- Episode no.: Season 9 Episode 19
- Directed by: Pamela Fryman
- Written by: Barbara Adler
- Original air date: March 3, 2014

Guest appearances
- Tracey Ullman as Genevieve, Robin's mother; Chris Kattan as Jed Mosely; Roger Bart as Curtis; Lucy Hale as Katie Scherbatsky; Jon Heder as Narshall;

Episode chronology
| ← Previous "Rally" | Next → "Daisy" |
- How I Met Your Mother season 9

= Vesuvius (How I Met Your Mother) =

"Vesuvius" is the nineteenth episode of the ninth season of the CBS sitcom How I Met Your Mother, and the 203rd episode overall. The episode features Ted in 2024, telling the Mother about the day of Robin and Barney's wedding. The final scene prompted some to think that the Mother was dead; this was proven correct in the series finale, "Last Forever".

==Plot==
Ted and the Mother are dining at the Farhampton Inn during a snowstorm in 2024. They pass the time by telling each other stories, but come to realize that they have told each other every story they know, finally considering themselves "an old married couple". Curtis walks by and reminds Ted of a story about a lamp broken on the day of the wedding. Believing it to be a story he has never told the Mother, Ted excitedly recounts the events.

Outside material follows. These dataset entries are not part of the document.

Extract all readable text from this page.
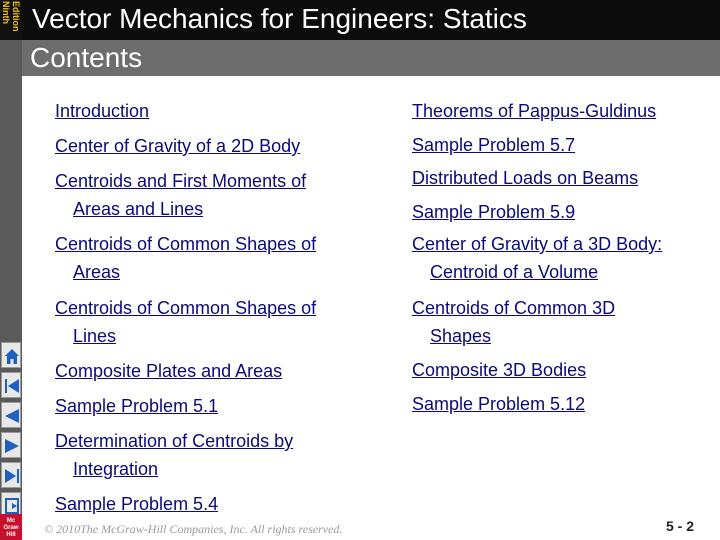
Ninth Edition Vector Mechanics for Engineers: Statics
Contents
Mc
Graw
Hill
Introduction
Center of Gravity of a 2D Body
Centroids and First Moments of
Areas and Lines
Centroids of Common Shapes of
Areas
Centroids of Common Shapes of
Lines
Composite Plates and Areas
Sample Problem 5.1
Determination of Centroids by
Integration
Sample Problem 5.4
Theorems of Pappus-Guldinus
Sample Problem 5.7
Distributed Loads on Beams
Sample Problem 5.9
Center of Gravity of a 3D Body:
Centroid of a Volume
Centroids of Common 3D
Shapes
Composite 3D Bodies
Sample Problem 5.12
© 2010The McGraw-Hill Companies, Inc. All rights reserved.	5 - 2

Near the end of the morning on the day of the wedding, Robin and her sister Katie are playing ice hockey and Robin hits a lamp with the puck, shattering it to pieces. Lily intervenes and tries to show Robin a special scrapbook of her and Barney's love life. Robin's lack of interest in the scrapbook leads Lily to believe that Robin has not fully accepted the fact that she is getting married, even taking time to watch The Wedding Bride Too on her TV. Lily shares her thoughts with Marshall, who heads to the room to watch the movie with Robin. While they are enjoying the movie, Lily puts on the wedding dress she planned to wear for pictures to try and scare Robin, but Robin still does not show any reaction. At this point, the Mother realizes she has heard the story, but continues to listen.

Meanwhile, Ted catches Barney secretly entering a room, and finds out that the room belongs to "Susan Tupp", leading him to believe that he is cheating on Robin. Ted breaks in to try and catch them in the act, but discovers that Barney actually rented the room as storage for all his suits (Sue Tupp "Suit Up!"). Barney is freaking out over which suit to wear and does not agree with Ted's choices. Finally, Ted tells him to try on a special wedding-day suit Tim Gunn made for him, but Barney dislikes it, claiming it looks and feels terrible. Ted explains to him that this is simply because the suit is new, but once the ceremonies begin, he will feel it is a perfect fit. This relaxes Barney, and he signs off on it. They rejoin the rest of the gang in Robin's room, where they realize this will be their last day together, as Ted is moving to Chicago the next day. They are sad at first, but get over it somewhat. The men go get some food while Robin goes out for some ice – and chances upon her mother, whom she happily embraces and finally realizes she is about to get married.

Reflecting on the events of the day 11 years later, Ted admits to the Mother that some moments like that one in Robin's room, with the gang all together possibly for the last time, were so intense that things were better left unsaid and to just enjoy the moments while you (still) have them. The Mother expresses worry at Ted living in his past stories, but instead asks him to live life moving forward. Noting the sudden appearance of Robin's mom, she asks, "What mother is going to miss her daughter's wedding?" At this, Ted falls silent, and his eyes visibly fill with tears. She quickly changes the subject to how Barney got the Scuba Suit for one of his earlier scams; Ted having forgotten that he had stolen it when he first told the story.

==Production==
In December 2013, Cobie Smulders stated that the show was looking to cast Robin's mother, and said that Annette Bening was one of the actresses she pitched to producers.

==Critical reception==
Bill Kuchman of Popculturology noted that the episode supports the theory that Ted is telling his children this story because The Mother is dead in the year 2030, drawing parallels between "Vesuvius" and "The Time Travelers". "When 'The Time Travelers' aired, there was a lot of discussion over what that soliloquy meant. Was The Mother dead? Was Ted dead? After seeing 'Vesuvius,' one of the theories certainly has a lot more weight now," Kuchman wrote. "Sure, maybe Ted’s speech in 'The Time Travelers' and the ending of 'Vesuvius' have nothing to do with each other, but is that really the most likely case? ... I originally nixed both 'The Mother is dead' and 'Ted is dead' theories, citing Occam's razor. The simplest explanation is often the correct explanation, and back then that was the case. If I’m sticking to Occam’s Razor still, it's now a lot harder to debunk 'The Mother is dead' theory."

Donna Bowman of The A.V. Club graded the episode a B.

Max Nicholson of IGN gave the episode 8.3/10, saying it finished strong thanks to a compelling and emotional frame story featuring Ted and the Mother.